October 21, 2002
Directors Guild of America President Martha Coolidge today announced the winners of the DGA 2002 Student Film Awards for African-American, Asian-American, Latino and women filmmakers. The awards, which bring the winners prizes of $2,500 from the DGA along with product grants of 2,000 feet of 16mm film provided by Kodak's Worldwide Student Film Program to the winner in each group, and 1,200 feet of 16mm film to each honorable mention, are designed to honor, encourage and bring attention to outstanding minority and women film students in California film schools and other select universities. This is the eighth year the DGA Student Film Awards have been handed out.
"These Awards highlight the achievements of the outstanding minority and women film students," said Coolidge. "Their work is proof that talent, vision and ability are limited neither by ethnicity nor gender. We look forward to seeing more of their work in the future as the DGA continues its ongoing commitment to promoting diversity in the entertainment industry."
The award-winning films will be screened and the awards presented at the 2002 DGA Student Film Awards on Tuesday, November 12, 2002, at 7:30 p.m., in Theatre 1 at DGA Headquarters, 7920 Sunset Boulevard.

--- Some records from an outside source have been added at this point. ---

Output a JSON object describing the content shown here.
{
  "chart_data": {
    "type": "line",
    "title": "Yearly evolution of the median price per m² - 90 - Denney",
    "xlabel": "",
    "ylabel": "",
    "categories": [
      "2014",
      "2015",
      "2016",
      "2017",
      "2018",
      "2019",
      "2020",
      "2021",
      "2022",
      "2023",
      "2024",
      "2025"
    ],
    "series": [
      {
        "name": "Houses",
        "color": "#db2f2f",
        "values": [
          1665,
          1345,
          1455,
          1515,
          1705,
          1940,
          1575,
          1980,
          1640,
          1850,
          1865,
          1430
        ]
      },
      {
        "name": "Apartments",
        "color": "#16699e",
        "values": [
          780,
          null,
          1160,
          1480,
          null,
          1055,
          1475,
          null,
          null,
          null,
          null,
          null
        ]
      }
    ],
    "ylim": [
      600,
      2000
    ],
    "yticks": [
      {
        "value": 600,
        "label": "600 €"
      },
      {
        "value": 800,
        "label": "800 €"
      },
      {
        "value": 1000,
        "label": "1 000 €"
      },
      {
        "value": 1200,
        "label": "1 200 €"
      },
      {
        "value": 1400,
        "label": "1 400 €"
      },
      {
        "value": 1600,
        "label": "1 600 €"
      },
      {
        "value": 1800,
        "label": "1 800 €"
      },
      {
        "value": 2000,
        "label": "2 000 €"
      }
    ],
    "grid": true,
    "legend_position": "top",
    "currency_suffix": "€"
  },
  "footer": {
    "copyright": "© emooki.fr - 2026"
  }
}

The screenings and awards presentation are open to the public. To RSVP, please call (310) 289-2033.
The winners in each category are:
- Winner: Sechaba Morojele - Ubuntu's Wounds - American Film Institute
- Honorable Mention: Mateen Kemet - Silence - Chapman University
- Winner: Grace Lee - Barrier Device - University of California Los Angeles
- Honorable Mention: Jon Chu - Gwai Lo: The Little Foreigner - University of Southern California
- Winner: Gerardo Naranjo Gonzalez - The Last Attack of the Beast - American Film Institute
- Honorable Mention: Joel Juarez - Sin Azul - University of California Los Angeles
- Winner: Tanja Mairitsch - Fueling the Fire - American Film Institute
- Honorable Mention: Robin Larsen - Out of Habit - University of California Los Angeles
The awards rules and procedures mandate that competing films must have been made in the 2001/2002 school year (September 2001 through August 2002), and must have been produced for course credit or under the supervision of a faculty member. Dramas, documentaries and experimental films are all eligible - animated films are not. Applicants must be enrolled in or be a recent (one year) graduate from an accredited post-secondary four-year institution in California or other selected university offering a degree in film or television. Eligible films are those in which a student held every major crew position. Productions in which a non-student, professional or a faculty member served as cinematographer, camera operator, sound recordist, editor, lighting director or screenwriter may be disqualified. Panels consisting of DGA members from the respective groups (African-American, Asian-American, Latino and women) reviewed the entries and selected the winners.